Il caso
La storia di Giuseppe Zangara, giustiziato per l’omicidio del sindaco di Chicago
«Neanche un fotografo di merda, a vedere gli occhi di un anarchico che muore. Attacca i fili boia che voglio tornare a casa», Giuseppe Zangara visse 33 anni e morì dopo un processo di 33 giorni, l’esecuzione più rapida della storia giudiziaria americana, dopo la fine della Frontiera Western. Tentò di uccidere il presidente eletto americano, F.D. Roosevelt, il 15 febbraio del ‘33, in visita a Miami, sbagliò mira, il presidente si salvò e nell’attentato morì il sindaco di Chicago, Cermak e per questo si disse che Zangara era solo un sicario della mafia col mandato di uccidere un sindaco ostile ai traffici. In realtà Giuseppe Joe Zangara era un anarchico, partito da Ferruzzano, in Aspromonte, con l’idea di cambiare il mondo, abbattere il massimo simbolo dell’imperialismo e dello sfruttamento dei lavoratori.
Ferruzzano stava nella Locride, terra che fu Nazione, sempre contro gli imperi: che aiutò Annibale, e Spartaco, contro Roma. Un paese totalmente anarchico che si rivoltò all’Italia nel 1911 per protestare contro la guerra in Libia, in una sommossa che contò morti e feriti e quasi tutto il paese posto agli arresti. Joe aveva 11 anni e decise di diventare un eroe, ma era nato sotto la stella della sfortuna: aveva le orecchie a punta quando vide la luce, gliele operarono ma lui rimase per molti un simbolo del malocchio, una specie di folletto. La madre morì e il padre lo mandò a lavorare a 6 anni, gli venne un mal di pancia che lui attribuì alla fatica e lo perseguitò per tutta la vita. I ricchi diventarono il nemico, e gli anarchici furono gli unici a non evitarlo per il suo malocchio.
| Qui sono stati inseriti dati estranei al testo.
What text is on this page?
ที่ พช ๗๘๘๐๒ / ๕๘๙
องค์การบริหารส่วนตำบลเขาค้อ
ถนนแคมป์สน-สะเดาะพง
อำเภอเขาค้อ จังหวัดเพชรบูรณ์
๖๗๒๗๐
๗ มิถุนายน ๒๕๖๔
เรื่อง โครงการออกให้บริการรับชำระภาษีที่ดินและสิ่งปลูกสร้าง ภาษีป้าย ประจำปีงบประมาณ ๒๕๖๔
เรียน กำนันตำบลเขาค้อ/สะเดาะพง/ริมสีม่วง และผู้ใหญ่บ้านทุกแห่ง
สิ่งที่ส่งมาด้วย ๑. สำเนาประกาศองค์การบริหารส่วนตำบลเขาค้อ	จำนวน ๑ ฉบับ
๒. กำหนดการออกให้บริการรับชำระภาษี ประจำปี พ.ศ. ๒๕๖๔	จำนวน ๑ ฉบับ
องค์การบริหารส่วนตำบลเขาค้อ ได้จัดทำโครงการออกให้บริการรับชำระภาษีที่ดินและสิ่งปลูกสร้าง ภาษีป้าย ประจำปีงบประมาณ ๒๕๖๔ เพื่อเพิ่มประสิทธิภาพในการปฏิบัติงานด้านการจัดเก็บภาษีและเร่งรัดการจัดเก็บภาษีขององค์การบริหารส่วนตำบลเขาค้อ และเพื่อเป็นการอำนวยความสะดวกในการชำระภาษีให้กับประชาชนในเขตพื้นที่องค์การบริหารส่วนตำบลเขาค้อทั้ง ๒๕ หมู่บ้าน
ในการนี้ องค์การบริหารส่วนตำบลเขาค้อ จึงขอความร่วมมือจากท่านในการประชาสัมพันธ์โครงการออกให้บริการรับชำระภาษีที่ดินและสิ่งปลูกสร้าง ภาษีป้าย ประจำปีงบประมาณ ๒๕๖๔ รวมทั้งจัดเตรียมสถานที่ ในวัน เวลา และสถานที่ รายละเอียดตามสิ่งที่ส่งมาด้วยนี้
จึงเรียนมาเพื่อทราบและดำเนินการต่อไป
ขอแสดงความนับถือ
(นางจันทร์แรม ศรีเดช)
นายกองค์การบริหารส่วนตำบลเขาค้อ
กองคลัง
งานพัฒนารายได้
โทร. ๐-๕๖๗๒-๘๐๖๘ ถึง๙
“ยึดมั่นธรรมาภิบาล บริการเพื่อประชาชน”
Nel ‘22 il treno che doveva portarlo a Reggio Calabria, per uccidere Vittorio Emanuele III, ebbe un ritardo, e il re era già andato quando arrivò Joe. Nel ‘23 puntò più in alto, partì per l’America, ma non trovò mai l’occasione buona per uccidere il presidente Hoover, gli astri si congiunsero per portarlo a Miami, nel ‘33, a incrociare la strada di Roosevelt: lo fregò il suo metro e cinquanta, dovette montare su un banchetto e non riuscì a prendere bene la mira.
Roosevelt si salvò e al suo posto perì il sindaco di Chicago. «Sfortuna», disse lui, e il Miami Herald scrisse: «È un italiano, scuro, tipico della sua razza……non dobbiamo più lasciare un posto libero sulla nostra terra per questa gente». Quanto mancava la sua terra a Joe, i boschi di querce e lecci dietro Ferruzzano, quel mare di smeraldo che lo salutava all’uscita di casa a ogni alba.
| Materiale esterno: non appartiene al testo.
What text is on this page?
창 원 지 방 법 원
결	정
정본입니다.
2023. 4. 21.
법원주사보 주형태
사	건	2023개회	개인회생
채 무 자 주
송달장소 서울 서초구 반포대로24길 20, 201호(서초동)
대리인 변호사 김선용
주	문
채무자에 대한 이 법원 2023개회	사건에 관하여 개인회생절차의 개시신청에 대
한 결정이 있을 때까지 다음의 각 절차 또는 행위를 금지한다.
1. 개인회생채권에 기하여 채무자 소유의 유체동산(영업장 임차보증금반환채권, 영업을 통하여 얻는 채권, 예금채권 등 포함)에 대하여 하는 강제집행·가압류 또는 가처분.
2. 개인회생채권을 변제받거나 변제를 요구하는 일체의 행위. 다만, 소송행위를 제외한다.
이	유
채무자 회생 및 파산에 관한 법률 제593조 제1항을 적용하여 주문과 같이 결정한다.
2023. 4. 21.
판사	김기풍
Il profumo delle ginestre a primavera, l’odore del mosto che dopo la vendemmia faceva le bolle dentro i tini, le grida felici della mietitura. Tutta la sua vita era stata una mancanza, sua madre l’aveva mollato per il cielo che aveva solo due anni e lui quel cielo perennemente azzurro l’aveva sempre odiato. La scuola l’aveva mollato, mandandolo nei campi dopo i primi due mesi. E gli erano mancati solo pochi centimetri con i quali si sarebbe aggiustato la mira e avrebbe vendicato gli oppressi del mondo. E dopo trentatré anni l’avrebbe mollato la vita, e lui il supplizio della sedia elettrica lo voleva affrontare con più gioia di Nostro Signore. Non aveva paura di morire, solo non gli andava giù di farlo senza un giornalista che raccontasse del suo coraggio, per questo incitava il boia a fare in fretta. E non gli andava giù di averlo fallito il suo obiettivo.
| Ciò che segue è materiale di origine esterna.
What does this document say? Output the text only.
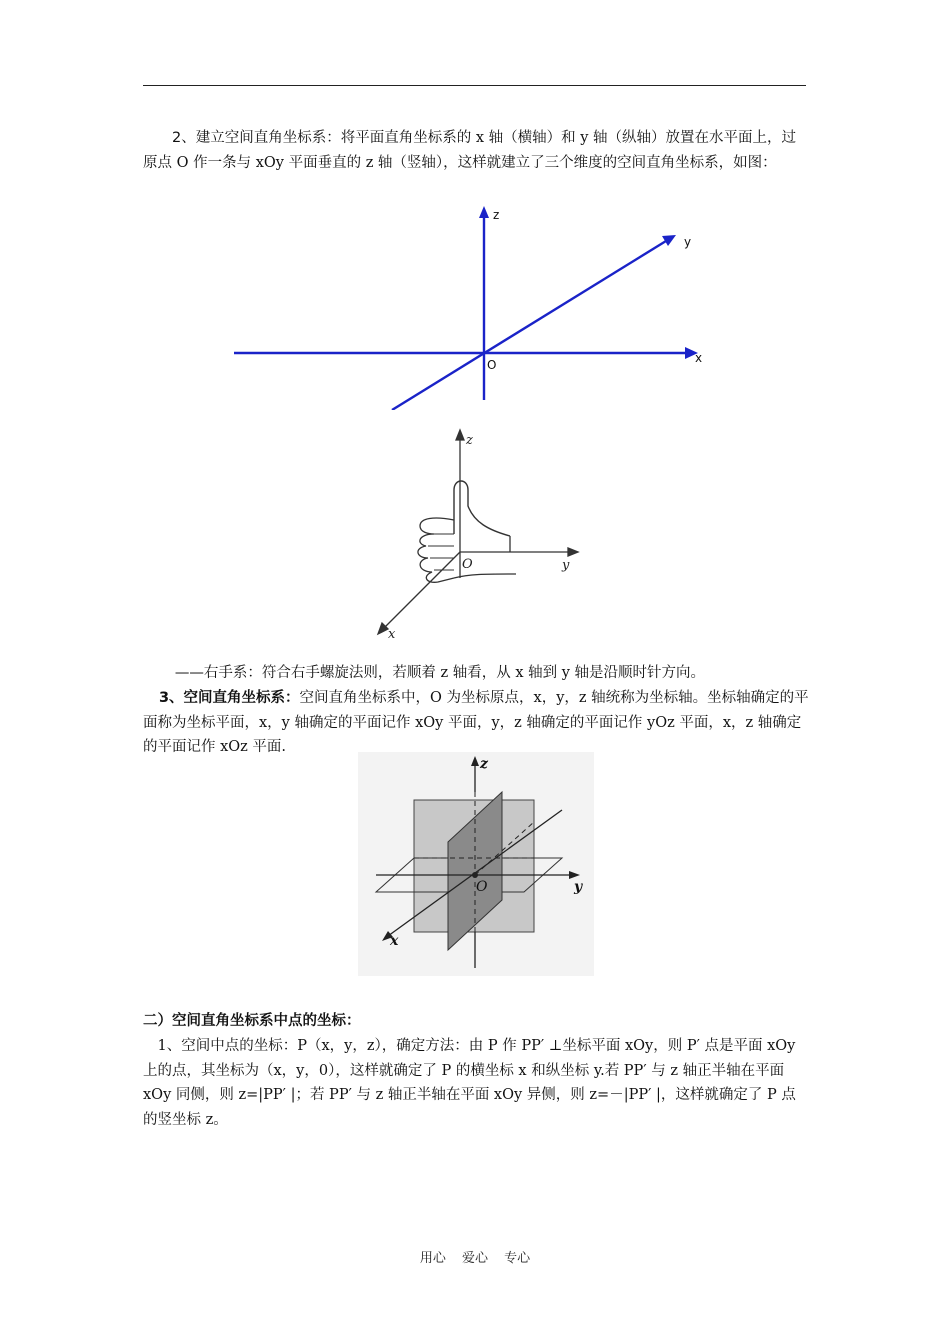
2、建立空间直角坐标系：将平面直角坐标系的 x 轴（横轴）和 y 轴（纵轴）放置在水平面上，过原点 O 作一条与 xOy 平面垂直的 z 轴（竖轴），这样就建立了三个维度的空间直角坐标系，如图：

z
y
x
O
z
y
x
O

——右手系：符合右手螺旋法则，若顺着 z 轴看，从 x 轴到 y 轴是沿顺时针方向。

3、空间直角坐标系：空间直角坐标系中，O 为坐标原点，x，y，z 轴统称为坐标轴。坐标轴确定的平面称为坐标平面，x，y 轴确定的平面记作 xOy 平面，y，z 轴确定的平面记作 yOz 平面，x，z 轴确定的平面记作 xOz 平面.

z
y
x
O

二）空间直角坐标系中点的坐标：

1、空间中点的坐标：P（x，y，z），确定方法：由 P 作 PP′ ⊥坐标平面 xOy，则 P′ 点是平面 xOy 上的点，其坐标为（x，y，0），这样就确定了 P 的横坐标 x 和纵坐标 y.若 PP′ 与 z 轴正半轴在平面 xOy 同侧，则 z=|PP′ |；若 PP′ 与 z 轴正半轴在平面 xOy 异侧，则 z=－|PP′ |，这样就确定了 P 点的竖坐标 z。

用心 爱心 专心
Quella stupida calibro trentotto a canna lunga non li valeva neanche i suoi otto dollari. E nessuno ora avrebbe potuto dire se il mondo sarebbe cambiato senza quel presidente americano. E l’anarchia di cui Giuseppe era figlio non avrebbe mutato le sorti del mondo. Gli era mancato il colpo giusto, come in tutta la sua vita sempre qualcosa di importante gli era fuggita via al momento opportuno. Gli era mancata l’innocenza di Sacco e Vanzetti per smuovere il cuore dei giusti. Così si sforzava, non avrebbe voluto morire, avrebbe semplicemente voluto tornare a casa a Ferruzzano, ma era tardi ormai e questa volta il coraggio non doveva abbandonarlo. Lo tenne stretto, lo prese fra i denti. «Ecco come muore un anarchico» disse al boia che per pochi dollari lo avrebbe fritto. Lui strinse gli occhi, e in un attimo tornò a Ferruzzano.